"Best practice in dealing with malformed XML"

robin
robin New Altair Community Member
edited November 5 in Community Q&A

I am dealing with malformed xml that is using illegal characters as well as quatations all over the place. The first file from the client I went to the effort of correcting the XML issues after importing the file and before sending it through to the Read XML operator.

 

The next file from the client will be impossible to apply the same fixes as the file is real broken. I was wondering what the best practise was in terms of reading the file into a MySQL database. If I should be using RapidMiner or if I should be calling an external program to fix the issue before processing the data through the operator. 

 

If you recommend staying inside of RapidMiner what would your approach be in terms of tackeling the problem?

 

Kind regards

 

Robin

Tagged:

Best Answer

  • land
    land New Altair Community Member
    Answer ✓

    Hi,

    I cannot agree more with Balazs, however, sometimes you cannot simply hit your customer if he delivers bad quality data. He might not be happy about that :)

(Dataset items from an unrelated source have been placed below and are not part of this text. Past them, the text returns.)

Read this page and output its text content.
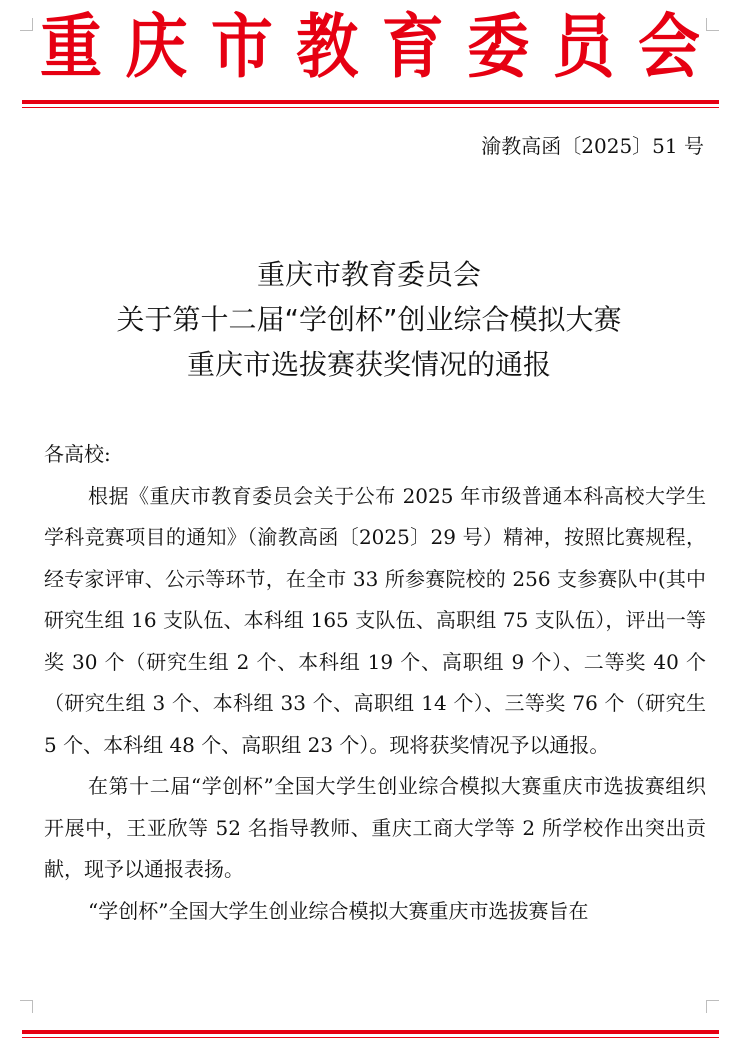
重 庆 市 教 育 委 员 会
渝教高函〔2025〕51 号
重庆市教育委员会
关于第十二届“学创杯”创业综合模拟大赛
重庆市选拔赛获奖情况的通报
各高校:

根据《重庆市教育委员会关于公布 2025 年市级普通本科高校大学生学科竞赛项目的通知》（渝教高函〔2025〕29 号）精神，按照比赛规程，经专家评审、公示等环节，在全市 33 所参赛院校的 256 支参赛队中(其中研究生组 16 支队伍、本科组 165 支队伍、高职组 75 支队伍），评出一等奖 30 个（研究生组 2 个、本科组 19 个、高职组 9 个）、二等奖 40 个（研究生组 3 个、本科组 33 个、高职组 14 个）、三等奖 76 个（研究生 5 个、本科组 48 个、高职组 23 个）。现将获奖情况予以通报。

在第十二届“学创杯”全国大学生创业综合模拟大赛重庆市选拔赛组织开展中，王亚欣等 52 名指导教师、重庆工商大学等 2 所学校作出突出贡献，现予以通报表扬。

“学创杯”全国大学生创业综合模拟大赛重庆市选拔赛旨在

    Hence I would like to add two more things:
    If these are random, probably manually created problems, than nor RapidMiner nor any external program can safely import that data. Then Balazs answer applies.

    First check whether you are importing the file in the right encoding. This can create really funny effects if you don't!
    If that's not the problem, check if there's a common rule behind all the problems. If there is, you can use the Text Processing extension to load the file as blank document and apply search and replace, possibly with regular expressions or even more to compensate that.

     

    I would not recommend to treat the file as html as this probably will remove a lot of the content. May be valid XML then, but probably will contain only a blank html page and loose all information :)

     

    Greetings,

    Sebastian

     

     

Answers

  • BalazsBarany
    BalazsBarany New Altair Community Member

    Hi!

     

    There is only one best practice for dealing with invalid XML input: rejecting it.

    A system that produces invalid XML proves itself to be untrustworthy. Input from such a system should be discarded.

     

    That said, you might be able to use a tool like http://www.html-tidy.org/ for cleaning up the input if it's not too broken and format it according to the standards. 

     

    Regards,

    Balázs

  • kayman
    kayman New Altair Community Member

    You might be lucky with the html to xml operator, if your XML is not too dirty this one will try it's best to create xml by just treating your malformed xml as a form of html.

    Results may not be as good as expected but at least it can be parsed and that could be enough to get you started.

  • land
    land New Altair Community Member
    Answer ✓

    Hi,

    I cannot agree more with Balazs, however, sometimes you cannot simply hit your customer if he delivers bad quality data. He might not be happy about that :)

    Hence I would like to add two more things:
    If these are random, probably manually created problems, than nor RapidMiner nor any external program can safely import that data. Then Balazs answer applies.

    First check whether you are importing the file in the right encoding. This can create really funny effects if you don't!
    If that's not the problem, check if there's a common rule behind all the problems. If there is, you can use the Text Processing extension to load the file as blank document and apply search and replace, possibly with regular expressions or even more to compensate that.

     

    I would not recommend to treat the file as html as this probably will remove a lot of the content. May be valid XML then, but probably will contain only a blank html page and loose all information :)

     

    Greetings,

    Sebastian